True. If nothing else, taking an ACE inhibitor implies you have an ongoing relationship with a doctor - although that would also be true for ARB's, which showed no effect.
 
True. If nothing else, taking an ACE inhibitor implies you have an ongoing relationship with a doctor - although that would also be true for ARB's, which showed no effect.
I doubt the wisdom of taking ACE inhibitors without checking one's blood sodium levels, as they tend to reduce them, in my own case very significantly - I ended up with severe hyponatraemia. Just saying for anyone who doesn't know.
 
It goes without saying that no one should even consider starting or stopping a medication based on a single study that has not even gone through peer review yet.
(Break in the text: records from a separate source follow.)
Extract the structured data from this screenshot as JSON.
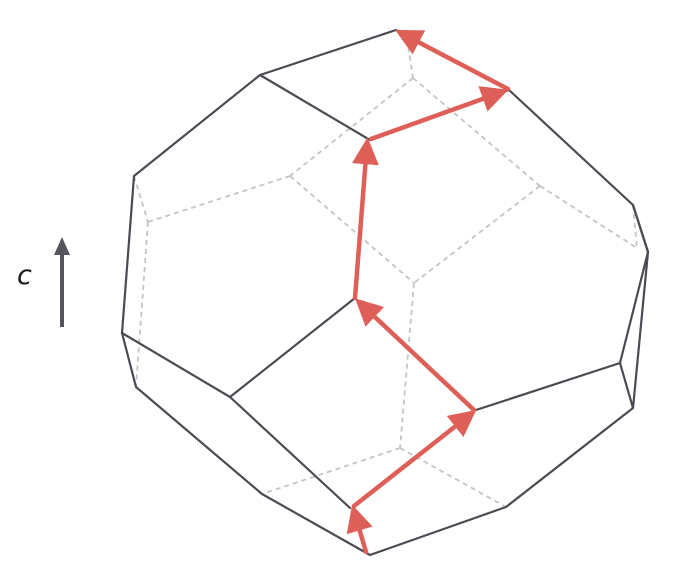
{
  "figure": {
    "axis_label": "c",
    "colors": {
      "visible_edge": "#4a4b53",
      "hidden_edge": "#c4c4c4",
      "path": "#dd5f58",
      "axis_arrow": "#55565d"
    },
    "icons": {
      "axis": "up-arrow-icon"
    }
  }
}
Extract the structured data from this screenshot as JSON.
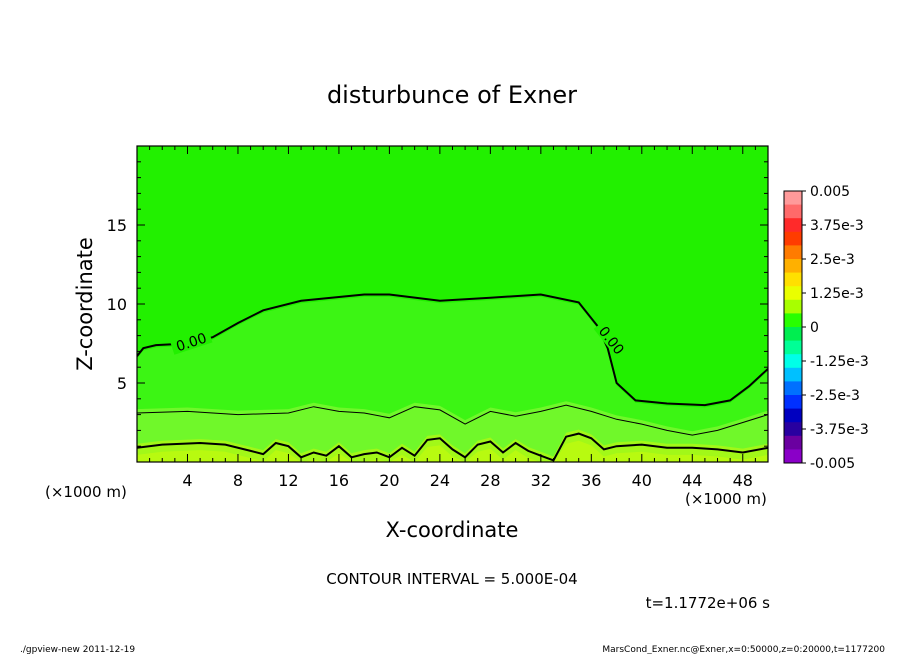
{
  "chart_data": {
    "type": "heatmap",
    "title": "disturbunce of Exner",
    "xlabel": "X-coordinate",
    "ylabel": "Z-coordinate",
    "x_unit_left": "(×1000 m)",
    "x_unit_right": "(×1000 m)",
    "xlim": [
      0,
      50
    ],
    "ylim": [
      0,
      20
    ],
    "x_ticks": [
      4,
      8,
      12,
      16,
      20,
      24,
      28,
      32,
      36,
      40,
      44,
      48
    ],
    "y_ticks": [
      5,
      10,
      15
    ],
    "colorbar": {
      "labels": [
        "0.005",
        "3.75e-3",
        "2.5e-3",
        "1.25e-3",
        "0",
        "-1.25e-3",
        "-2.5e-3",
        "-3.75e-3",
        "-0.005"
      ],
      "colors": [
        "#ff9a9a",
        "#ff6a6a",
        "#ff2a2a",
        "#ff3c00",
        "#ff7b00",
        "#ffb000",
        "#ffe000",
        "#eaff00",
        "#a8ff00",
        "#28ff00",
        "#00ee50",
        "#00ff96",
        "#00ffe8",
        "#00c0ff",
        "#0070ff",
        "#0030ff",
        "#0000c0",
        "#2800a0",
        "#6a00a0",
        "#8a00c8"
      ]
    },
    "contour_labels": [
      "0.00",
      "0.00"
    ],
    "contour_interval_text": "CONTOUR INTERVAL = 5.000E-04",
    "time_text": "t=1.1772e+06 s",
    "zero_contour": {
      "x": [
        0,
        0.5,
        1.5,
        4,
        6,
        8,
        10,
        13,
        18,
        20,
        24,
        28,
        32,
        35,
        36.5,
        37.3,
        38,
        39.5,
        42,
        45,
        47,
        48.5,
        50
      ],
      "z": [
        6.7,
        7.2,
        7.4,
        7.5,
        7.9,
        8.8,
        9.6,
        10.2,
        10.6,
        10.6,
        10.2,
        10.4,
        10.6,
        10.1,
        8.6,
        7.2,
        5.0,
        3.9,
        3.7,
        3.6,
        3.9,
        4.8,
        5.9
      ]
    },
    "mid_contour": {
      "x": [
        0,
        4,
        8,
        12,
        14,
        16,
        18,
        20,
        22,
        24,
        26,
        28,
        30,
        32,
        34,
        36,
        38,
        40,
        42,
        44,
        46,
        48,
        50
      ],
      "z": [
        3.1,
        3.2,
        3.0,
        3.1,
        3.5,
        3.2,
        3.1,
        2.8,
        3.5,
        3.3,
        2.4,
        3.2,
        2.9,
        3.2,
        3.6,
        3.2,
        2.7,
        2.4,
        2.0,
        1.7,
        2.0,
        2.5,
        3.0
      ]
    },
    "low_contour": {
      "x": [
        0,
        2,
        5,
        7,
        9,
        10,
        11,
        12,
        13,
        14,
        15,
        16,
        17,
        18,
        19,
        20,
        21,
        22,
        23,
        24,
        25,
        26,
        27,
        28,
        29,
        30,
        31,
        32,
        33,
        34,
        35,
        36,
        37,
        38,
        40,
        42,
        44,
        46,
        48,
        50
      ],
      "z": [
        0.9,
        1.1,
        1.2,
        1.1,
        0.7,
        0.5,
        1.2,
        1.0,
        0.3,
        0.6,
        0.4,
        1.0,
        0.3,
        0.5,
        0.6,
        0.3,
        0.9,
        0.4,
        1.4,
        1.5,
        0.8,
        0.3,
        1.1,
        1.3,
        0.6,
        1.2,
        0.7,
        0.4,
        0.1,
        1.6,
        1.8,
        1.5,
        0.8,
        1.0,
        1.1,
        0.9,
        0.9,
        0.8,
        0.6,
        0.9
      ]
    }
  },
  "footer": {
    "left": "./gpview-new   2011-12-19",
    "right": "MarsCond_Exner.nc@Exner,x=0:50000,z=0:20000,t=1177200"
  }
}
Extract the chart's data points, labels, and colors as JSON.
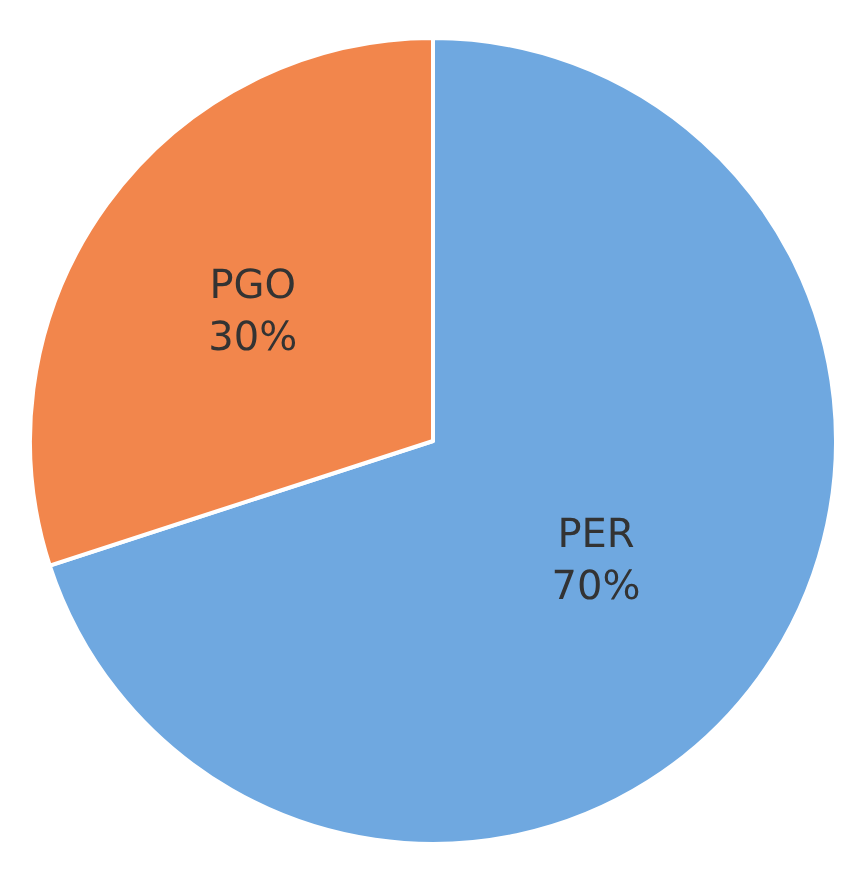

I just thought the paper represented an interesting contradiction to earlier speculation I'd seen suggesting that ACE inhibitors might somehow make COVID-19 worse. That's what I meant when I said that the views on this could all change again tomorrow.
 
Apparently another 3 symptoms have officially been added to the list:

http://www.msn.com/en-gb/health/med...-had-virus/ar-BB163xPT?li=AAnZ9Ug&ocid=ASUDHP
Finally GI symptoms. Took them long enough. At this pace they'll have them all sometime by 2025. You know, with genuine patient-led medicine, this would go much faster. It's tedious having to wait for people to catch up to things that have been obvious for months.

It's interesting to see runny nose because initially there was a belief that it was not part of it, as in almost an exclusionary factor likely hinting at another respiratory infection.